See that? He manages to radiate disinterest and boredom, while at the same time making a really bad joke.  Unfortunately, that becomes the theme of this novel.  When hiding in an attic looking himself up on Google, he jokes, “I’m Anne Frank online.” Upon remembering a group of beautiful women, he shares his wishes for “mass rape.” He is endlessly amused at the low murder rates in the country, and spends his time remembering the better days in the States where he celebrated each kill with glee. 

It becomes clear at the midpoint of the novel that there is a source of his internal conflict and external bravado: he served in the Balkan war, and with his father and brother, saw and participated in terrible atrocities.  Helgason inserts the details slowly, and it’s possible to feel a tiny bit of pity for the protagonist.  But it doesn’t last, as experiences of war don’t seem sufficient to mitigate his present behavior.  If anything, the arc of the Balkan storyline appears so far into the novel that it feels too late to make up for his actions. Of course, mindlessly killing a small dog doesn’t exactly make him appealing.  And yet his self-awareness grows, likely because he’s out of his element and who he had been can’t exist anymore. In one brief moment, he admits, “everybody must have figured out I am the monster who lives under the bridge.” 

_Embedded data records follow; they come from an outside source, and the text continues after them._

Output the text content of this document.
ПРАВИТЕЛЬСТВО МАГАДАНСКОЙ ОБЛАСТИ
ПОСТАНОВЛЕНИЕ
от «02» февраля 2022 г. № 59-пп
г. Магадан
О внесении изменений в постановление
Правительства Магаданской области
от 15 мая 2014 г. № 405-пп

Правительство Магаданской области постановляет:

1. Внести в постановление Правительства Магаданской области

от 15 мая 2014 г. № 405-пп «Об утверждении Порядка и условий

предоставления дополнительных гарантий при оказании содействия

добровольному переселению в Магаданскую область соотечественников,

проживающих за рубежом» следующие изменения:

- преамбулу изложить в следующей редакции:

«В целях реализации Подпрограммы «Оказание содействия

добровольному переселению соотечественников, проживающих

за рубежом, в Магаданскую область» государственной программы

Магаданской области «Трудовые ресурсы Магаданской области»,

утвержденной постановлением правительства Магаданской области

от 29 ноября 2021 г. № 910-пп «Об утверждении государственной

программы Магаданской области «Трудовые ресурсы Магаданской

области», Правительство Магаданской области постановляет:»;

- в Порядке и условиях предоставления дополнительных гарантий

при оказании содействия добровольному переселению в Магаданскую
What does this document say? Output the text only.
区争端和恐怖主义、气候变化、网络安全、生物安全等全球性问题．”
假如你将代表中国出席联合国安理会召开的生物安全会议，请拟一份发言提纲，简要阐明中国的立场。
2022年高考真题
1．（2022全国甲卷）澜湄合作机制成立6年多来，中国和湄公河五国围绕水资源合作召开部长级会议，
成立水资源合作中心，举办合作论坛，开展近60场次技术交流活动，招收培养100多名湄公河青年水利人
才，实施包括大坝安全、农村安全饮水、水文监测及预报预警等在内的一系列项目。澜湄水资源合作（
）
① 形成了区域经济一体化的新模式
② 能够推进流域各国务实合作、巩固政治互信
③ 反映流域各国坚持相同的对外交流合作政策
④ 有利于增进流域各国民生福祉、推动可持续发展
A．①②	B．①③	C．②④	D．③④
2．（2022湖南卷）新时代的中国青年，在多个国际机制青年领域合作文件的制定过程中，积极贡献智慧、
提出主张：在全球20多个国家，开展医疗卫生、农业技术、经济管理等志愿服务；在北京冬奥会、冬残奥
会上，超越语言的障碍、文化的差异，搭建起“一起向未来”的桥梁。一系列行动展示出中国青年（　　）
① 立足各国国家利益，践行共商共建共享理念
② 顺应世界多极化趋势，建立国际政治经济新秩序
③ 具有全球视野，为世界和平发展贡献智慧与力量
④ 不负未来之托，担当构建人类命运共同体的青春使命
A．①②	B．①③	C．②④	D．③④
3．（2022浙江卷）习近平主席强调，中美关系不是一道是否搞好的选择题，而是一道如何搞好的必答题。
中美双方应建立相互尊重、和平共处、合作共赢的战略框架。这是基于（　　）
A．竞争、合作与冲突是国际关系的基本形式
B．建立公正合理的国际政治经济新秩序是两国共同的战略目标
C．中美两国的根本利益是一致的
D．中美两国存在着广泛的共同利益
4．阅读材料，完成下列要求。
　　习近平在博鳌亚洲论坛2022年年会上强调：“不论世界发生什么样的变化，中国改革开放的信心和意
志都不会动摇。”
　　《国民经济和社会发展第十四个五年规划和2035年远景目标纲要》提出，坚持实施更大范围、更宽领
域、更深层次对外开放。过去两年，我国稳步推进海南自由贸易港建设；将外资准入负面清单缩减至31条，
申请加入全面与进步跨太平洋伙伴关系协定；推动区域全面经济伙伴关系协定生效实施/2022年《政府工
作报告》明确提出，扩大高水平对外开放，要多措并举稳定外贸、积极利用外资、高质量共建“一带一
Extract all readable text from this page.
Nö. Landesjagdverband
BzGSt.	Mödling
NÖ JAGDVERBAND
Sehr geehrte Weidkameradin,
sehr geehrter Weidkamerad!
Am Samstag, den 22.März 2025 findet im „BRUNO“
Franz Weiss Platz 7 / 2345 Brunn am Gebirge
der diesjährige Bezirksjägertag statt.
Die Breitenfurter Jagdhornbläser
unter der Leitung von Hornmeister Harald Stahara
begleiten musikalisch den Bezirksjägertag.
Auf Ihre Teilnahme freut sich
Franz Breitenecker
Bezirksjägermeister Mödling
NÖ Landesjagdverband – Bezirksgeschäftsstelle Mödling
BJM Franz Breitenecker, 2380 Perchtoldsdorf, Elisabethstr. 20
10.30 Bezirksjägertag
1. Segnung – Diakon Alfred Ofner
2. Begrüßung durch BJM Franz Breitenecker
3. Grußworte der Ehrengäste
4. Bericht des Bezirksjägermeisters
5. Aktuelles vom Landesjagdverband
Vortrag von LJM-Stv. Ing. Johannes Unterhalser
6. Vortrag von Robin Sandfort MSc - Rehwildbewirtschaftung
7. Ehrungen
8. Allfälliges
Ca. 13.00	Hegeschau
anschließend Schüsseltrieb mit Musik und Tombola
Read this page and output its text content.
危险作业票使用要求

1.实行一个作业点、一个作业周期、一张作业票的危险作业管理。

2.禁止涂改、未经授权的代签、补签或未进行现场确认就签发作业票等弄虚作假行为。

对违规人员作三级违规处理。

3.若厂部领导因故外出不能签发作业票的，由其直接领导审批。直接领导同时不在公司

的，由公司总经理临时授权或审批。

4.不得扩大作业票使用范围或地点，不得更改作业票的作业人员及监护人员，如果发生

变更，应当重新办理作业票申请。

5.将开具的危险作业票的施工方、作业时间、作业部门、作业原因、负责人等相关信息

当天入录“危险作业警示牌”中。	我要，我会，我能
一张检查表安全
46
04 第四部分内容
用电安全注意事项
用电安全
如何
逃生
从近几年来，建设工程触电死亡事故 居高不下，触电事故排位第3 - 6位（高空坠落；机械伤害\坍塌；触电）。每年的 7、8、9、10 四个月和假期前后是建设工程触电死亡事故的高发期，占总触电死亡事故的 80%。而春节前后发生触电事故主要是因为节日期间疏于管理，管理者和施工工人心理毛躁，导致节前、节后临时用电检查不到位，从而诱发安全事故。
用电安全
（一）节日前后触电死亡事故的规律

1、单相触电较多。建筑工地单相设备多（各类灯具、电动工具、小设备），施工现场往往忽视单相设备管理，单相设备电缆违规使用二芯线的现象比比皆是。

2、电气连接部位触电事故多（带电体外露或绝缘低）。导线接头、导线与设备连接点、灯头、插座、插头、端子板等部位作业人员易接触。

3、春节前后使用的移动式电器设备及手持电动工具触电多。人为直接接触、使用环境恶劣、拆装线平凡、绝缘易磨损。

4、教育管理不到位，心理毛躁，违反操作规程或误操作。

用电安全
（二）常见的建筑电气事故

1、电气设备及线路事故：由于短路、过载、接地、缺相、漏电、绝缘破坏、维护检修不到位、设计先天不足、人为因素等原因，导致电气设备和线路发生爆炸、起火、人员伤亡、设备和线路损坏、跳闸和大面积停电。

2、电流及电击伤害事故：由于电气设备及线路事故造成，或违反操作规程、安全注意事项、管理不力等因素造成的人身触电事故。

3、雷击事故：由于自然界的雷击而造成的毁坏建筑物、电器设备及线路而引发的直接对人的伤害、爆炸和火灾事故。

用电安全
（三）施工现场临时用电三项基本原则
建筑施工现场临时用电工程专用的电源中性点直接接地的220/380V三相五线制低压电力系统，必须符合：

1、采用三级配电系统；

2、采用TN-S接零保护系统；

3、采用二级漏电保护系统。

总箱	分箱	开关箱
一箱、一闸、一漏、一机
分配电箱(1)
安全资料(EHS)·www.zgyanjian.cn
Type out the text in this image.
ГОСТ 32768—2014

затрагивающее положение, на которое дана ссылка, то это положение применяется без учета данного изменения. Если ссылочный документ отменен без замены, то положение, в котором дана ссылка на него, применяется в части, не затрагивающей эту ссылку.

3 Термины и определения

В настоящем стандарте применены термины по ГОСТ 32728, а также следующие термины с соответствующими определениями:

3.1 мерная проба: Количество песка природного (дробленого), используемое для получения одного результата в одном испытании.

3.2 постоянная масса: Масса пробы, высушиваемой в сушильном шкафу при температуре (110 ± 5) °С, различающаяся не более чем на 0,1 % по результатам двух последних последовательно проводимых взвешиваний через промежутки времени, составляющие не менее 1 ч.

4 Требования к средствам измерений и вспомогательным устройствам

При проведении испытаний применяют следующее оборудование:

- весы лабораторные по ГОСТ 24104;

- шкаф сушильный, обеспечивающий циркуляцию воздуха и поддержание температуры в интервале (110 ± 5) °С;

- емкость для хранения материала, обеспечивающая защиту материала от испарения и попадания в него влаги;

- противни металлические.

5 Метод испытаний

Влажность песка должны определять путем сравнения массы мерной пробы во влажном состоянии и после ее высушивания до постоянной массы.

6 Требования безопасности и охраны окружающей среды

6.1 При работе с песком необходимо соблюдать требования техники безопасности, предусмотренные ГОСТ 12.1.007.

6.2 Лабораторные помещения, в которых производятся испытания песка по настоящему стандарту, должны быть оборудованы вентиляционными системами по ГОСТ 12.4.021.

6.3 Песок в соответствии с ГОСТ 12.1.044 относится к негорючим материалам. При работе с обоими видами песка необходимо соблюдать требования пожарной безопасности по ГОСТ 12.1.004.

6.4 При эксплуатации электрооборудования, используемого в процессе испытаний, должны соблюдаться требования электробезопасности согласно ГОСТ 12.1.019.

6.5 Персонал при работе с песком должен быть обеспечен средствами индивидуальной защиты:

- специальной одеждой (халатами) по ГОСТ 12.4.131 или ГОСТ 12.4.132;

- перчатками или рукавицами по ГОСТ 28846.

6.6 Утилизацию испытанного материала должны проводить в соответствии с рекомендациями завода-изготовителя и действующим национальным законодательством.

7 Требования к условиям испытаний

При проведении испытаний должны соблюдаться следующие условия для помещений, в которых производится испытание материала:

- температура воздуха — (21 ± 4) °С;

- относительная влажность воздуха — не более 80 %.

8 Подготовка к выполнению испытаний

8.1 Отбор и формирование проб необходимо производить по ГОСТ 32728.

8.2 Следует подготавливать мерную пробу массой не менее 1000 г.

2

On the surface, the premise of The Hitman's Guide to Housecleaning is very clever, but the delivery is so unsavory that it is neither tragic nor comic.  The sarcasm and humor feels forced, almost like a joke told by a comedian who is trying far too hard to get a laugh.  I get the feeling that Helgason is trying to reinforce just what a “monster” Toxic is due to his past experiences, yet there’s no evidence that he’s left the past behind. The other characters he encounters seem flat, as if they are only tools to further reveal Toxic’s depravity. 

Perhaps this can be attributed to the Stieg Larsson effect. Scandinavian crime novels boomed with his “Girl” trilogy, but the dark mystery novels were nothing new.  Other authors, such as Jo Nesbo, Henning Mankell, Karin Alvtegen and Arnaldur Indridason have created suspenseful and imaginative crime stories in the same setting for years before the region became comparatively “hot” in the literary world.  While those authors don’t often present characters quite as colorful as Toxic, they usually succeed in developing deeper characters with a more compelling warmth.